“I think I fell in love with language before I fell in love with poetry.”

Those were the words of my good friend, David Ben Eke, a brilliant poet and law student at the University of Bradford. An Ekpeye man from Ahoada East in Rivers State; the home of the priests and priestesses of the goddess of oil. He had said those words during one of our many WhatsApp conversations about the importance of poetry to the world.

He had poured out his mind to me, heartbroken that one of his friends — a “poetry hater” as he put it — did not understand the point of poetry. It was his broken heart that inspired the writing of this essay. An attempt on my part to mend my friend’s heart, and to perhaps reach the hearts of many poetry haters, hiding from the warmth of a poem’s fire.
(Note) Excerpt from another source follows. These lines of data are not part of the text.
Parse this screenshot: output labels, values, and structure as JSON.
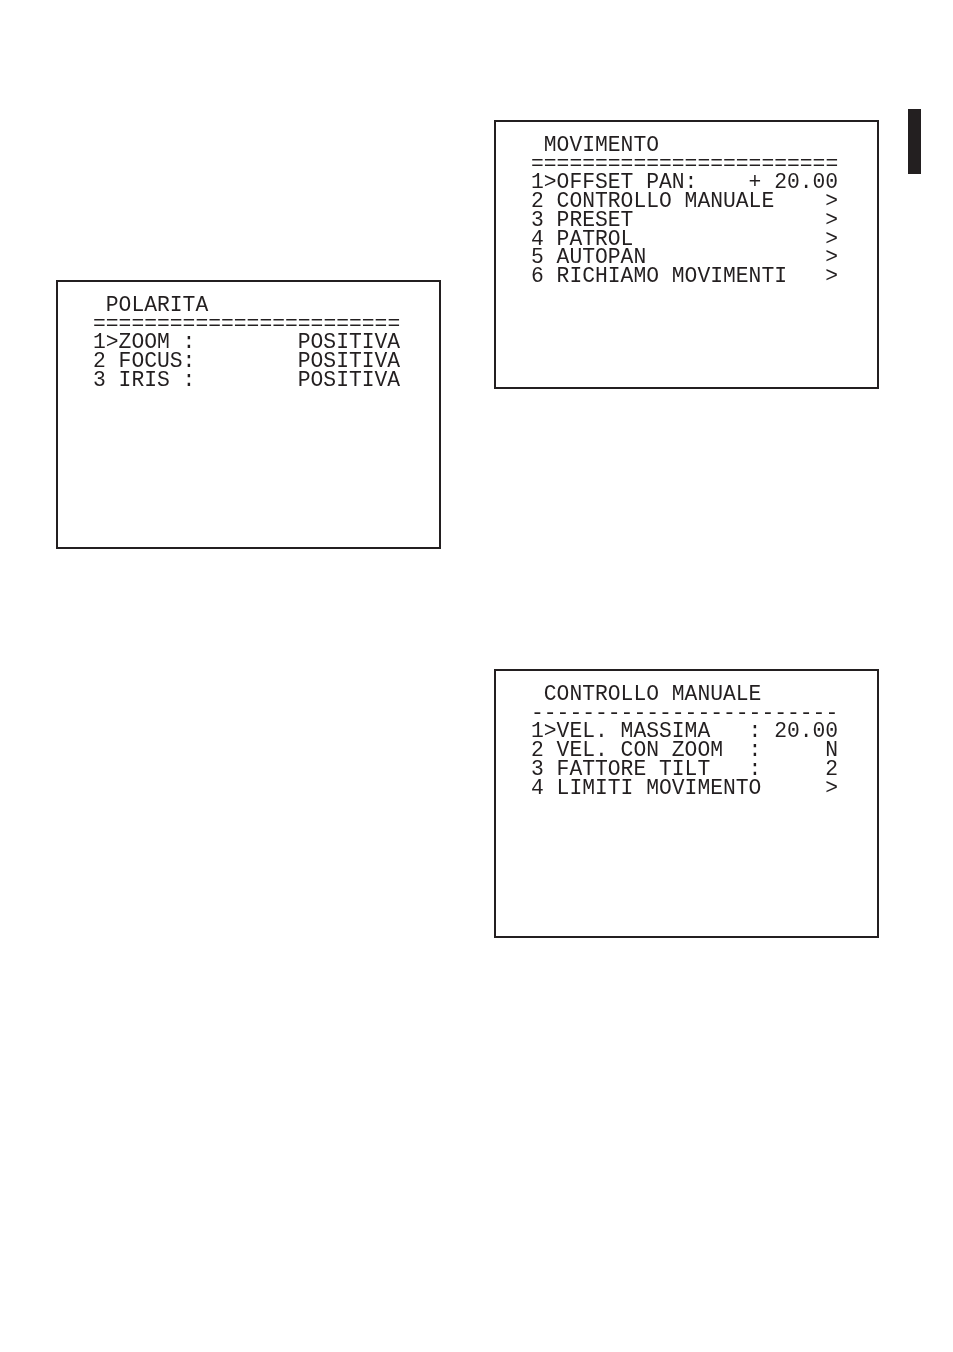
{
  "screens": [
    {
      "title": "POLARITA",
      "separator": "========================",
      "items": [
        {
          "label": "1>ZOOM :",
          "value": "POSITIVA"
        },
        {
          "label": "2 FOCUS:",
          "value": "POSITIVA"
        },
        {
          "label": "3 IRIS :",
          "value": "POSITIVA"
        }
      ]
    },
    {
      "title": "MOVIMENTO",
      "separator": "========================",
      "items": [
        {
          "label": "1>OFFSET PAN:",
          "value": "+ 20.00"
        },
        {
          "label": "2 CONTROLLO MANUALE",
          "value": ">"
        },
        {
          "label": "3 PRESET",
          "value": ">"
        },
        {
          "label": "4 PATROL",
          "value": ">"
        },
        {
          "label": "5 AUTOPAN",
          "value": ">"
        },
        {
          "label": "6 RICHIAMO MOVIMENTI",
          "value": ">"
        }
      ]
    },
    {
      "title": "CONTROLLO MANUALE",
      "separator": "------------------------",
      "items": [
        {
          "label": "1>VEL. MASSIMA   :",
          "value": "20.00"
        },
        {
          "label": "2 VEL. CON ZOOM  :",
          "value": "N"
        },
        {
          "label": "3 FATTORE TILT   :",
          "value": "2"
        },
        {
          "label": "4 LIMITI MOVIMENTO",
          "value": ">"
        }
      ]
    }
  ]
}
So, consider this humble essay, a love letter to the poetry agnostic.

Poetry involves capturing fleeting moments, like fireflies, in the sanctuary of your backyard. With the backyard being those intimate spaces where you are welcome, and have the power to upset the balance, at will. A place where you are the destroyer and the creator. A place where you are a god and God in equal measure.

Those who are poetry agnostic are those who flee the comfort of a poem’s fire. To understand their fear, we must first do battle with the thing that makes them afraid. The thing they fear most, after the death chants that line the chambers of their consciences. And that thing is fire; the dancing flame, parading naked before all and sundry. The Lady Godiva in the village square of the human soul. That fire, that thing, that we call “emotions.”

Emotions are fleeting things that should be caught, like fireflies. They are essential for those long nights when we drown in the bodies of portly darknesses, that the flickering green of our emotions — our fireflies — become a much-needed light so that we can breathe.

A human being who breathes in oxygen, who stands atop asphalt, who sleeps upon the ample bosom of a mattress, cannot despise poetry. How can he despise the very thing that created him? The very earth that he stands on. The very thing that he sleeps on. The thing that wafts into his nostrils and seduces his brain, to animate the entire geography of his body?

A poem represents the offering of a thoughtful heart, in the form of a searing prayer. A thing that bears the taste of many agonies yet cloaks the belly with the warmth of its blanket.

A poem is the thing that makes us all priests and priestesses of the goddess of oil. A poem distinguishes us as the children of the earth.